Do you know where your street fire hydrant is?

No this is not a pun or a play on words.

This is an actual question.

Let’s call this post a Public Service Announcement.

A mom at my daughter’s birthday party on Saturday had said that they are living in a guest house as their home had burnt down about three weeks ago.

After I got over the ‘what?’ part of the conversation – and she brought me a glass of wine to calm my nerves and explained that they had experienced a fire and their home was gutted. 

They had to live in a guest house until ….. well until …… when ever. 

The part that impressed me, was that she was the first to RSVP, she arrived timeously for the girl’s party and well she looked quite relaxed (more so when she heard there was wine on offer, and no tea and coffee).  I am not sure I would be that put together if my house had recently burnt down.

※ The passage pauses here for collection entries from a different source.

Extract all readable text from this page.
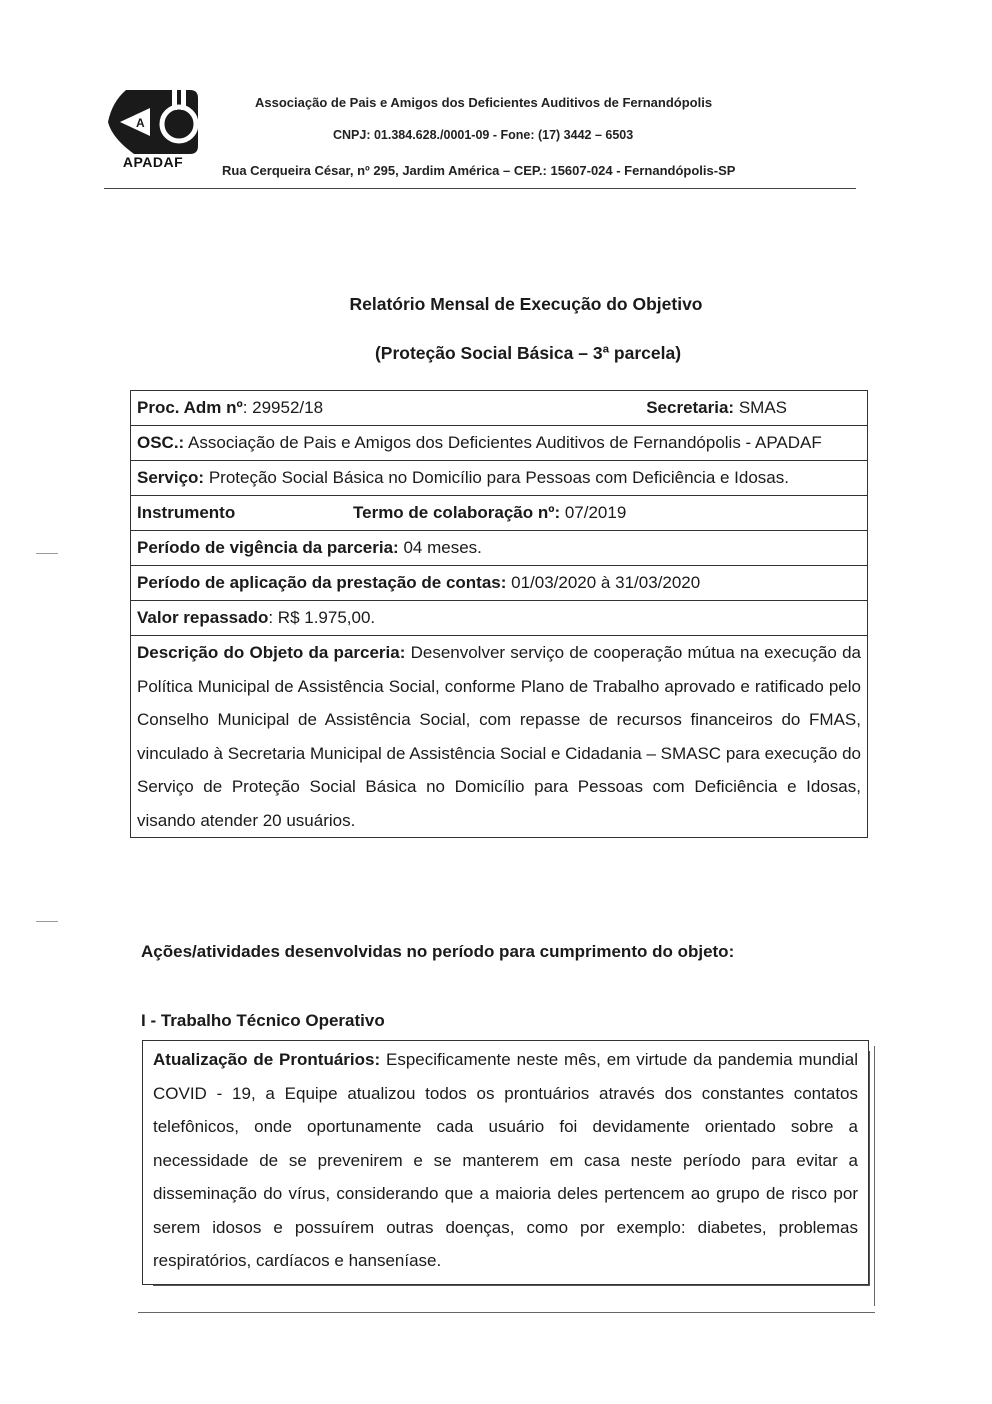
A
APADAF
Associação de Pais e Amigos dos Deficientes Auditivos de Fernandópolis
CNPJ: 01.384.628./0001-09 - Fone: (17) 3442 – 6503
Rua Cerqueira César, nº 295, Jardim América – CEP.: 15607-024 - Fernandópolis-SP
Relatório Mensal de Execução do Objetivo
(Proteção Social Básica – 3ª parcela)
Proc. Adm nº: 29952/18	Secretaria: SMAS
OSC.: Associação de Pais e Amigos dos Deficientes Auditivos de Fernandópolis - APADAF
Serviço: Proteção Social Básica no Domicílio para Pessoas com Deficiência e Idosas.
Instrumento	Termo de colaboração nº: 07/2019
Período de vigência da parceria: 04 meses.
Período de aplicação da prestação de contas: 01/03/2020 à 31/03/2020
Valor repassado: R$ 1.975,00.
Descrição do Objeto da parceria: Desenvolver serviço de cooperação mútua na execução da Política Municipal de Assistência Social, conforme Plano de Trabalho aprovado e ratificado pelo Conselho Municipal de Assistência Social, com repasse de recursos financeiros do FMAS, vinculado à Secretaria Municipal de Assistência Social e Cidadania – SMASC para execução do Serviço de Proteção Social Básica no Domicílio para Pessoas com Deficiência e Idosas, visando atender 20 usuários.
Ações/atividades desenvolvidas no período para cumprimento do objeto:
I - Trabalho Técnico Operativo
Atualização de Prontuários: Especificamente neste mês, em virtude da pandemia mundial COVID - 19, a Equipe atualizou todos os prontuários através dos constantes contatos telefônicos, onde oportunamente cada usuário foi devidamente orientado sobre a necessidade de se prevenirem e se manterem em casa neste período para evitar a disseminação do vírus, considerando que a maioria deles pertencem ao grupo de risco por serem idosos e possuírem outras doenças, como por exemplo: diabetes, problemas respiratórios, cardíacos e hanseníase.
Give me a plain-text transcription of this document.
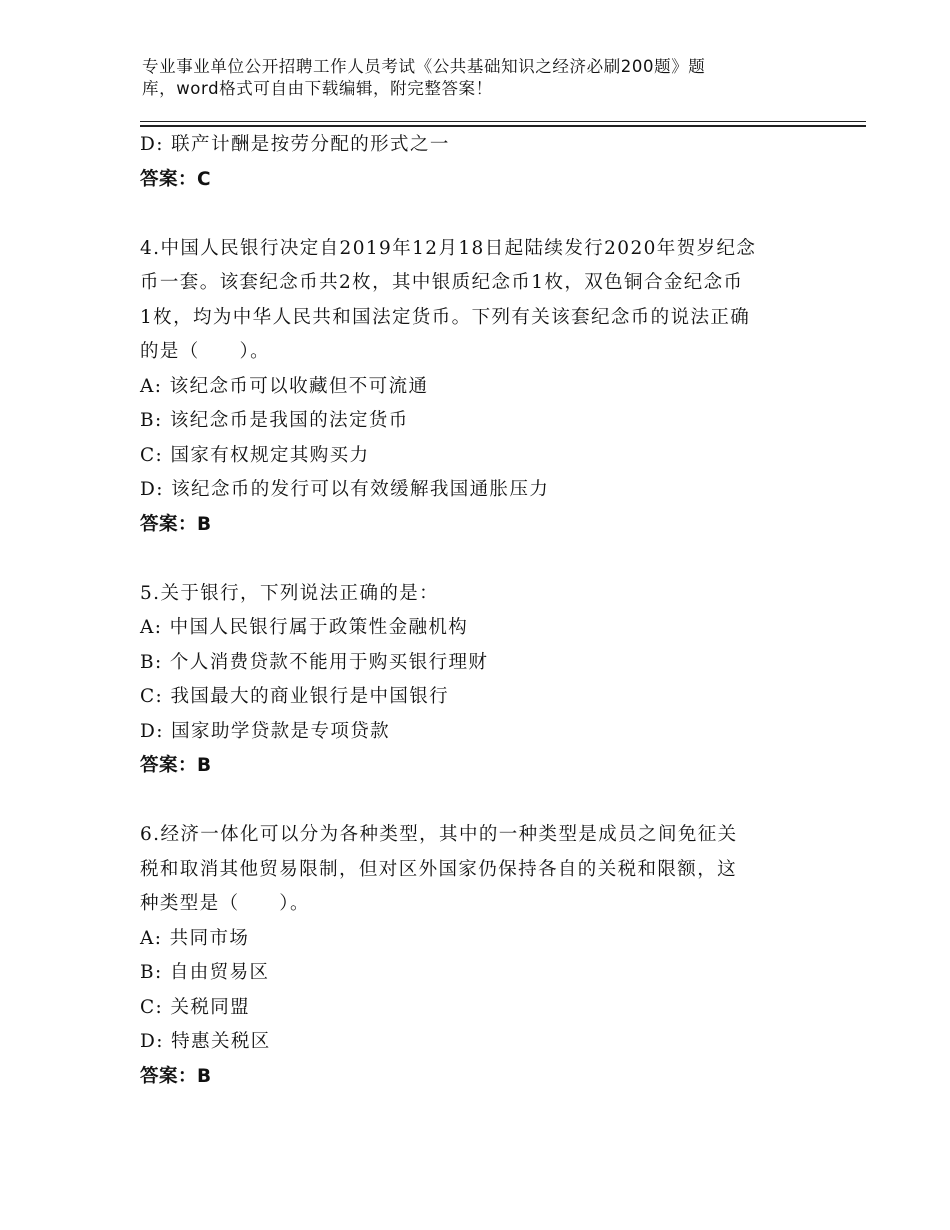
专业事业单位公开招聘工作人员考试《公共基础知识之经济必刷200题》题
库，word格式可自由下载编辑，附完整答案！
D: 联产计酬是按劳分配的形式之一
答案：C
4.中国人民银行决定自2019年12月18日起陆续发行2020年贺岁纪念
币一套。该套纪念币共2枚，其中银质纪念币1枚，双色铜合金纪念币
1枚，均为中华人民共和国法定货币。下列有关该套纪念币的说法正确
的是（　　）。
A: 该纪念币可以收藏但不可流通
B: 该纪念币是我国的法定货币
C: 国家有权规定其购买力
D: 该纪念币的发行可以有效缓解我国通胀压力
答案：B
5.关于银行，下列说法正确的是：
A: 中国人民银行属于政策性金融机构
B: 个人消费贷款不能用于购买银行理财
C: 我国最大的商业银行是中国银行
D: 国家助学贷款是专项贷款
答案：B
6.经济一体化可以分为各种类型，其中的一种类型是成员之间免征关
税和取消其他贸易限制，但对区外国家仍保持各自的关税和限额，这
种类型是（　　）。
A: 共同市场
B: 自由贸易区
C: 关税同盟
D: 特惠关税区
答案：B
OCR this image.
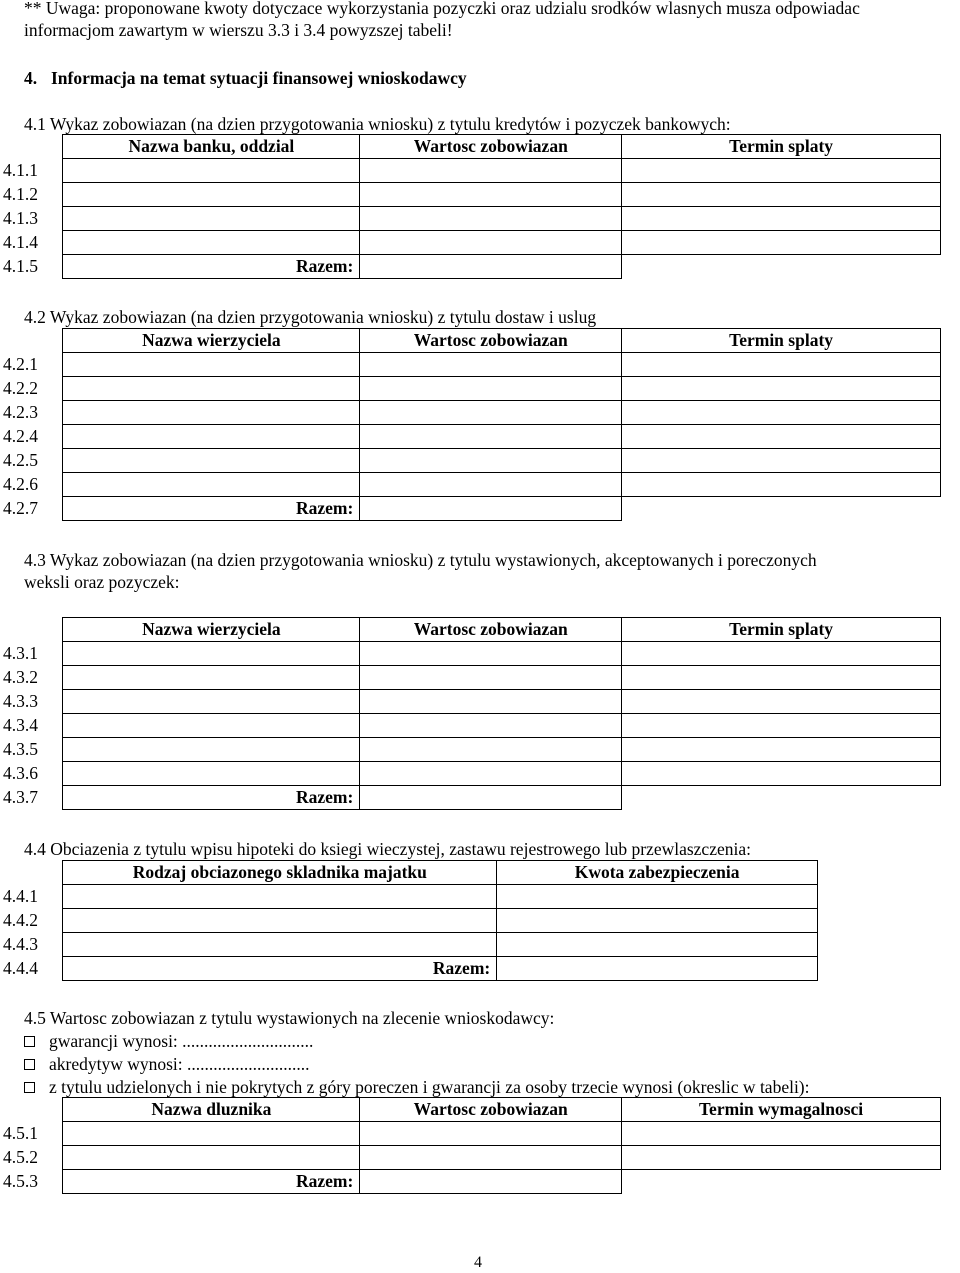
** Uwaga: proponowane kwoty dotyczace wykorzystania pozyczki oraz udzialu srodków wlasnych musza odpowiadac informacjom zawartym w wierszu 3.3 i 3.4 powyzszej tabeli!
4. Informacja na temat sytuacji finansowej wnioskodawcy
4.1 Wykaz zobowiazan (na dzien przygotowania wniosku) z tytulu kredytów i pozyczek bankowych:
	Nazwa banku, oddzial	Wartosc zobowiazan	Termin splaty
4.1.1			
4.1.2			
4.1.3			
4.1.4			
4.1.5	Razem:		
4.2 Wykaz zobowiazan (na dzien przygotowania wniosku) z tytulu dostaw i uslug
	Nazwa wierzyciela	Wartosc zobowiazan	Termin splaty
4.2.1			
4.2.2			
4.2.3			
4.2.4			
4.2.5			
4.2.6			
4.2.7	Razem:		
4.3 Wykaz zobowiazan (na dzien przygotowania wniosku) z tytulu wystawionych, akceptowanych i poreczonych
weksli oraz pozyczek:
	Nazwa wierzyciela	Wartosc zobowiazan	Termin splaty
4.3.1			
4.3.2			
4.3.3			
4.3.4			
4.3.5			
4.3.6			
4.3.7	Razem:		
4.4 Obciazenia z tytulu wpisu hipoteki do ksiegi wieczystej, zastawu rejestrowego lub przewlaszczenia:
	Rodzaj obciazonego skladnika majatku	Kwota zabezpieczenia
4.4.1		
4.4.2		
4.4.3		
4.4.4	Razem:	
4.5 Wartosc zobowiazan z tytulu wystawionych na zlecenie wnioskodawcy:
gwarancji wynosi: ..............................
akredytyw wynosi: ............................
z tytulu udzielonych i nie pokrytych z góry poreczen i gwarancji za osoby trzecie wynosi (okreslic w tabeli):
	Nazwa dluznika	Wartosc zobowiazan	Termin wymagalnosci
4.5.1			
4.5.2			
4.5.3	Razem:		
4
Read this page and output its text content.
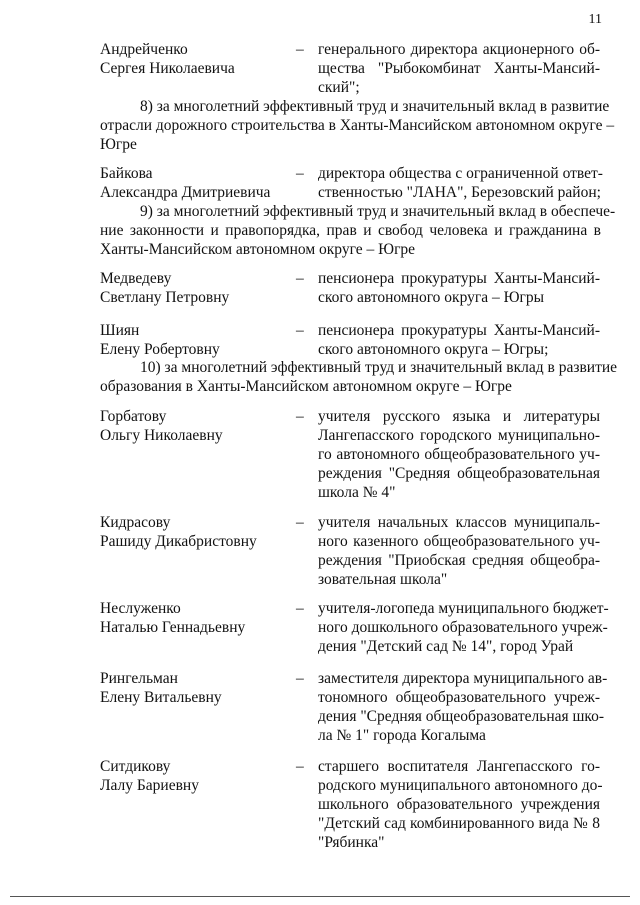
11
Андрейченко
Сергея Николаевича
– генерального директора акционерного об-
щества "Рыбокомбинат Ханты-Мансий-
ский";
8) за многолетний эффективный труд и значительный вклад в развитие
отрасли дорожного строительства в Ханты-Мансийском автономном округе –
Югре
Байкова
Александра Дмитриевича
– директора общества с ограниченной ответ-
ственностью "ЛАНА", Березовский район;
9) за многолетний эффективный труд и значительный вклад в обеспече-
ние законности и правопорядка, прав и свобод человека и гражданина в
Ханты-Мансийском автономном округе – Югре
Медведеву
Светлану Петровну
– пенсионера прокуратуры Ханты-Мансий-
ского автономного округа – Югры
Шиян
Елену Робертовну
– пенсионера прокуратуры Ханты-Мансий-
ского автономного округа – Югры;
10) за многолетний эффективный труд и значительный вклад в развитие
образования в Ханты-Мансийском автономном округе – Югре
Горбатову
Ольгу Николаевну
– учителя русского языка и литературы
Лангепасского городского муниципально-
го автономного общеобразовательного уч-
реждения "Средняя общеобразовательная
школа № 4"
Кидрасову
Рашиду Дикабристовну
– учителя начальных классов муниципаль-
ного казенного общеобразовательного уч-
реждения "Приобская средняя общеобра-
зовательная школа"
Неслуженко
Наталью Геннадьевну
– учителя-логопеда муниципального бюджет-
ного дошкольного образовательного учреж-
дения "Детский сад № 14", город Урай
Рингельман
Елену Витальевну
– заместителя директора муниципального ав-
тономного общеобразовательного учреж-
дения "Средняя общеобразовательная шко-
ла № 1" города Когалыма
Ситдикову
Лалу Бариевну
– старшего воспитателя Лангепасского го-
родского муниципального автономного до-
школьного образовательного учреждения
"Детский сад комбинированного вида № 8
"Рябинка"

The story goes that she woke up at about 6:30 got her daughter dressed for school, and was heading up to the kitchen for breakfast/coffee, as you do.

Her house is on three levels with kitchen/main living area being on the first level. 

She said she got up to the top-level and then saw flames, arrived at the kitchen to find a column of flames on its way up and licking the ceiling.

She called the fire brigade and then hustled to get everyone out of the house.

It seems to the source was their Panasonic Microwave, which had shorted – it was turned off at the time and not in use.  Does that freak you out and make you want to unplug your own about now?  Yes, me too. 

During the conversation she kept referring to it as her “Panic Sonic” Microwave, and I thought that was either a Freudian slip or the wine talking, so from now on I am re-naming Panasonic to Panic Sonic.

Fire brigade arrived in their shiny red truck, with their very able firemen and their hoses and big … boots. 

That is really where the problem began, or should I say where she acquired an additional problem – considering her immediate problem was a huge raging fire in her kitchen.

The sign in her street indicating the location of the fire hydrant, did not have a fire hydrant, and then the game of ‘find the fire hydrant’ began.

45 minutes later was when they managed to start getting water onto the house, as that is how long it took them (and how ever wanted to join) and play find-the-frkn-fire-hydrant-while-my-house-burns-down.

The house was gutted.  No one was harmed and no animals were injured. 

However some vital things could have been saved if they had known where the fire hydrant was in the street so that they could direct the fire brigade.

So, today go out and walk up your road/street/complex and look for your fire hydrant.  Not just for the sign that says ‘fire hydrant’ but for the ACTUAL fire hydrant.

I am thinking of al the arbitrary things you should know, this is possibly one of those that will make you the most popular neighbour in the street, and maybe give you more time to rescue your wine collection if the fire is at your home.

Another disturbing story I read relating to this was this story where the fire brigade also arrived and could not use the fire hydrant at this particular home, as it was damaged and they could not clamp their hose thingy-magigee to the fire hydrant.  So house could not be saved …. now that must really be one of those times where you wonder how the universe has conspired against you.